Um debate sobre o combate às formas contemporâneas de trabalho escravo reuniu na manhã de terça-feira (02/02) senadores, autoridades e representantes de entidades ligadas ao tema na Comissão de Direitos Humanos e Legislação Participativa do Senado Federal (CDH). Representando o Conselho Nacional de Justiça (CNJ), o conselheiro e ministro do Tribunal Superior do Trabalho (TST), Lelio Bentes, participou da audiência pública ao lado do ativista indiano e Prêmio Nobel da Paz em 2014, Kailash Satyarthi. O foco da discussão foram as alterações propostas à legislação que trata de trabalho escravo no país – um projeto de lei em tramitação no Senado redefine trabalho escravo e as regras para se expropriar terras onde for encontrado esse tipo de exploração.
Segundo o conselheiro Bentes, a legislação atual permite perfeitamente o combate à exploração do trabalho em condições análogas à escravidão. “Se precisamos de algo agora para combater o trabalho escravo, é o cumprimento fiel e exato da lei brasileira, que é uma das mais avançadas do mundo. O artigo 149 do Código Penal Brasileiro define o trabalho análogo à escravidão com a amplitude necessária para que a fiscalização do trabalho, os membros do Ministério Público e a magistratura possam efetivamente cercear esse tipo de conduta”, afirmou o ministro.
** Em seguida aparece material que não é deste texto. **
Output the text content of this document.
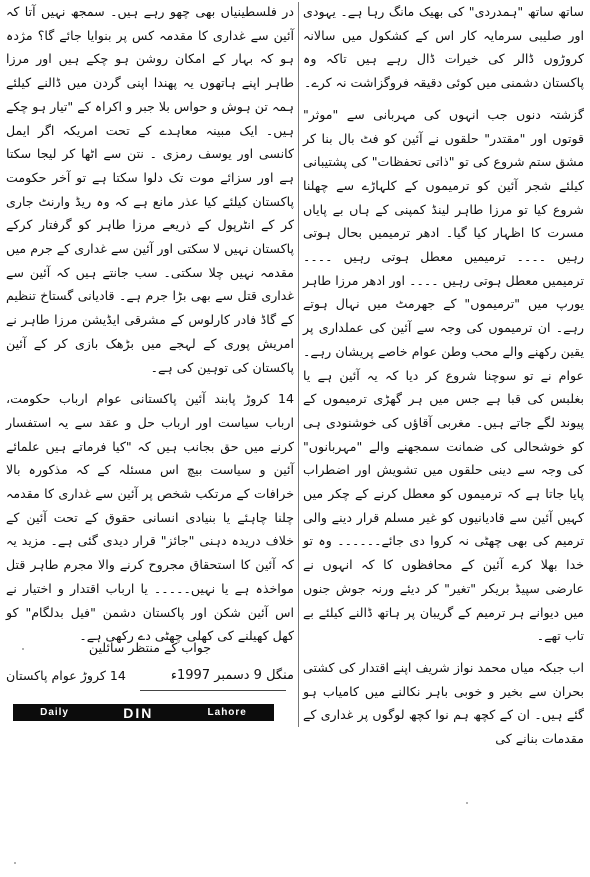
ساتھ ساتھ "ہمدردی" کی بھیک مانگ رہا ہے۔ یہودی اور صلیبی سرمایہ کار اس کے کشکول میں سالانہ کروڑوں ڈالر کی خیرات ڈال رہے ہیں تاکہ وہ پاکستان دشمنی میں کوئی دقیقہ فروگزاشت نہ کرے۔

گزشتہ دنوں جب انہوں کی مہربانی سے "موثر" قوتوں اور "مقتدر" حلقوں نے آئین کو فٹ بال بنا کر مشق ستم شروع کی تو "ذاتی تحفظات" کی پشتیبانی کیلئے شجر آئین کو ترمیموں کے کلہاڑے سے چھلنا شروع کیا تو مرزا طاہر لینڈ کمپنی کے ہاں بے پایاں مسرت کا اظہار کیا گیا۔ ادھر ترمیمیں بحال ہوتی رہیں ۔۔۔۔ ترمیمیں معطل ہوتی رہیں ۔۔۔۔ ترمیمیں معطل ہوتی رہیں ۔۔۔۔ اور ادھر مرزا طاہر یورپ میں "ترمیموں" کے جھرمٹ میں نہال ہوتے رہے۔ ان ترمیموں کی وجہ سے آئین کی عملداری پر یقین رکھنے والے محب وطن عوام خاصے پریشان رہے۔ عوام نے تو سوچنا شروع کر دیا کہ یہ آئین ہے یا بغلبس کی قبا ہے جس میں ہر گھڑی ترمیموں کے پیوند لگے جاتے ہیں۔ مغربی آقاؤں کی خوشنودی ہی کو خوشحالی کی ضمانت سمجھنے والے "مہربانوں" کی وجہ سے دینی حلقوں میں تشویش اور اضطراب پایا جاتا ہے کہ ترمیموں کو معطل کرنے کے چکر میں کہیں آئین سے قادیانیوں کو غیر مسلم قرار دینے والی ترمیم کی بھی چھٹی نہ کروا دی جائے۔۔۔۔۔۔ وہ تو خدا بھلا کرے آئین کے محافظوں کا کہ انہوں نے عارضی سپیڈ بریکر "تغیر" کر دیئے ورنہ جوش جنوں میں دیوانے ہر ترمیم کے گریبان پر ہاتھ ڈالنے کیلئے بے تاب تھے۔

اب جبکہ میاں محمد نواز شریف اپنے اقتدار کی کشتی بحران سے بخیر و خوبی باہر نکالنے میں کامیاب ہو گئے ہیں۔ ان کے کچھ ہم نوا کچھ لوگوں پر غداری کے مقدمات بنانے کی

در فلسطینیاں بھی چھو رہے ہیں۔ سمجھ نہیں آتا کہ آئین سے غداری کا مقدمہ کس پر بنوایا جائے گا؟ مژدہ ہو کہ بہار کے امکان روشن ہو چکے ہیں اور مرزا طاہر اپنے ہاتھوں یہ پھندا اپنی گردن میں ڈالنے کیلئے ہمہ تن ہوش و حواس بلا جبر و اکراہ کے "تیار ہو چکے ہیں۔ ایک مبینہ معاہدے کے تحت امریکہ اگر ایمل کانسی اور یوسف رمزی ۔ نتن سے اٹھا کر لیجا سکتا ہے اور سزائے موت تک دلوا سکتا ہے تو آخر حکومت پاکستان کیلئے کیا عذر مانع ہے کہ وہ ریڈ وارنٹ جاری کر کے انٹرپول کے ذریعے مرزا طاہر کو گرفتار کرکے پاکستان نہیں لا سکتی اور آئین سے غداری کے جرم میں مقدمہ نہیں چلا سکتی۔ سب جانتے ہیں کہ آئین سے غداری قتل سے بھی بڑا جرم ہے۔ قادیانی گستاخ تنظیم کے گاڈ فادر کارلوس کے مشرقی ایڈیشن مرزا طاہر نے امریش پوری کے لہجے میں بڑھک بازی کر کے آئین پاکستان کی توہین کی ہے۔

14 کروڑ پابند آئین پاکستانی عوام ارباب حکومت، ارباب سیاست اور ارباب حل و عقد سے یہ استفسار کرنے میں حق بجانب ہیں کہ "کیا فرماتے ہیں علمائے آئین و سیاست بیچ اس مسئلہ کے کہ مذکورہ بالا خرافات کے مرتکب شخص پر آئین سے غداری کا مقدمہ چلنا چاہئے یا بنیادی انسانی حقوق کے تحت آئین کے خلاف دریدہ دہنی "جائز" قرار دیدی گئی ہے۔ مزید یہ کہ آئین کا استحقاق مجروح کرنے والا مجرم طاہر قتل مواخذہ ہے یا نہیں۔۔۔۔۔ یا ارباب اقتدار و اختیار نے اس آئین شکن اور پاکستان دشمن "فیل بدلگام" کو کھل کھیلنے کی کھلی چھٹی دے رکھی ہے۔

جواب کے منتظر سائلین
منگل 9 دسمبر 1997ء
14 کروڑ عوام پاکستان
Daily	DIN	Lahore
De acordo com Bentes, foi graças à lei em vigor que a fiscalização do trabalho conseguiu libertar “mais de 50 mil trabalhadores e trabalhadoras que se encontravam em condições análogas à do escravo” nas últimas duas décadas. Segundo o conselheiro, a atual redação do artigo 149 do Código Penal permitiu à Justiça do Trabalho dar resposta adequada ao problema no Brasil. “Esse dispositivo tem sido fundamental para que a Justiça do Trabalho, por provocação do Ministério Público do Trabalho, tenha imposto sanções da maior gravidade, da maior relevância aos infratores, a título de danos morais coletivos”, disse o conselheiro.
O conselheiro acrescentou que a luta eficaz contra a exploração de trabalhadores em situação de escravidão depende da manutenção da atual legislação e de avanços no plano legislativo, como a ratificação pelo Brasil do Protocolo à Convenção 29 da OIT – atualização das normas da entidade sobre trabalho forçado, incluindo diretrizes contra o tráfico de pessoas. “O compromisso do Poder Judiciário brasileiro é de dar combate sem trégua ao trabalho escravo. A nossa determinação é de prosseguir nessa luta e, para isso, pedimos a Vossas Excelências, que têm o honroso e importante mister de elaborar as ferramentas legislativas de que dispomos, que mantenham essas ferramentas que estão nos permitindo desempenhar esse trabalho de forma profícua e serena”, afirmou Bentes.
Nobel – O ativista indiano Kailash Satyarthi afirmou estar confiante na manutenção da legislação brasileira contra trabalho escravo nos termos atuais. “Liberdade é inegociável. Estou certo de que o Brasil não dará um passo atrás na luta contra a escravidão”, afirmou Satyarthi, que venceu o Prêmio Nobel da Paz em 2014 por seu trabalho na libertação de cerca de 80 mil crianças do trabalho forçado nas últimas quatro décadas.
Satyarthi afirmou ainda que a evolução da democracia, das leis, dos sistemas de garantia de direitos humanos, dos meios de comunicação, da tecnologia e do conhecimento humano colocam a luta contra o trabalho escravo realizada hoje em uma posição privilegiada. “No Brasil, na Índia, na África do Sul, na Tanzânia, no Quênia, no Peru, na Colômbia e em outras partes do mundo, fizemos muito progresso. Temos ferramentas muito mais poderosas para romper os grilhões da escravidão. Não há mais desculpas agora (para erradicar o trabalho escravo). Podemos fazê-lo”, disse.
O conselheiro Lelio Bentes citou dados da Organização Internacional do Trabalho (OIT) para ilustrar a abrangência do trabalho escravo não só no Brasil, mas também no mundo. Segundo levantamento da OIT, a exploração do trabalho escravo lucraria cerca de US$ 150 bilhões anuais, o que a tornaria a terceira atividade mais rentável do no planeta – atrás apenas do tráfico de drogas e do tráfico de armas –, caso fosse legalizada. Em 2015, o Grupo Especial de Fiscalização Móvel identificou 1.010 trabalhadores em condições análogas à escravidão, em 90 dos 257 estabelecimentos fiscalizados, de acordo com o Ministério do Trabalho e Previdência Social (MTPS).